In other words, they want to know what counts as below, and they derive it from the fact that ten is above, and therefore less than that is below. But that does not follow: perhaps ten is indeed above, and perhaps nine is also still above.
Answer
- Who says they cannot disagree about facts? That is an unfounded yeshiva myth. Clearly there are disputes about facts. Of course, in many cases you can translate the dispute in a way that makes it not strictly factual. For example, here the dispute is how much shade from the roofing must fall on the ground in order for us to say that the shade comes from the roofing. Everyone agrees that in a sukkah of four by four there is 90% shade from the roofing, and in a sukkah of seven by seven there is 50%. The dispute is whether 50% is enough or whether you need 90%.
- I assume the measure of ten handbreadths came to them from a reasoned estimate. The rest is just a scriptural support. This does not look like a real exegetical derivation. But even if it is a real derivation, you can still say that after we proved that ten is not below, by reasoning we add that everything beneath that is below, because ten is a measure established by reason.
Discussion on Answer
In yesterday’s Daf Yomi (Sotah 18a): “Rava asked: If he gave her to drink through a reed, what is the law? Through a tube, what is the law? Is that considered a normal way of drinking, or is that not considered a normal way of drinking? Let it stand unresolved.” There you have a lack of clarity about reality.

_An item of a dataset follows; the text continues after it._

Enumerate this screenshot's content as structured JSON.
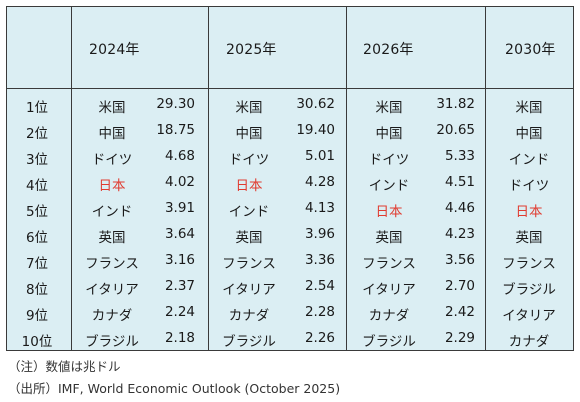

I hope that this one thing, at least, you’ll learn from me and not from others: what they always teach you is not necessarily correct. My advantage is that what I say is not what they “always” teach you, but only what I teach you. That is already an advantage I have. 🙂
There are disputes about facts because the facts are not agreed upon. What is the problem with that? In yeshivot they are used to seeing a problem here because when it comes to facts, obviously only one is right and the other is wrong, and supposedly that contradicts “these and those are both the words of the living God.” But I disagree on both counts: 1. Even in value-based disputes there is one truth, and therefore only one is right and the other is wrong. 2. It is not true that all halakhic positions are correct. That is an incorrect understanding of “these and those.”
They always taught me that… and intuitively it does seem to make sense to say that there cannot be disputes about facts. After all, go and see what the fact is, and that’s it. What would the dispute even be about if it’s purely factual?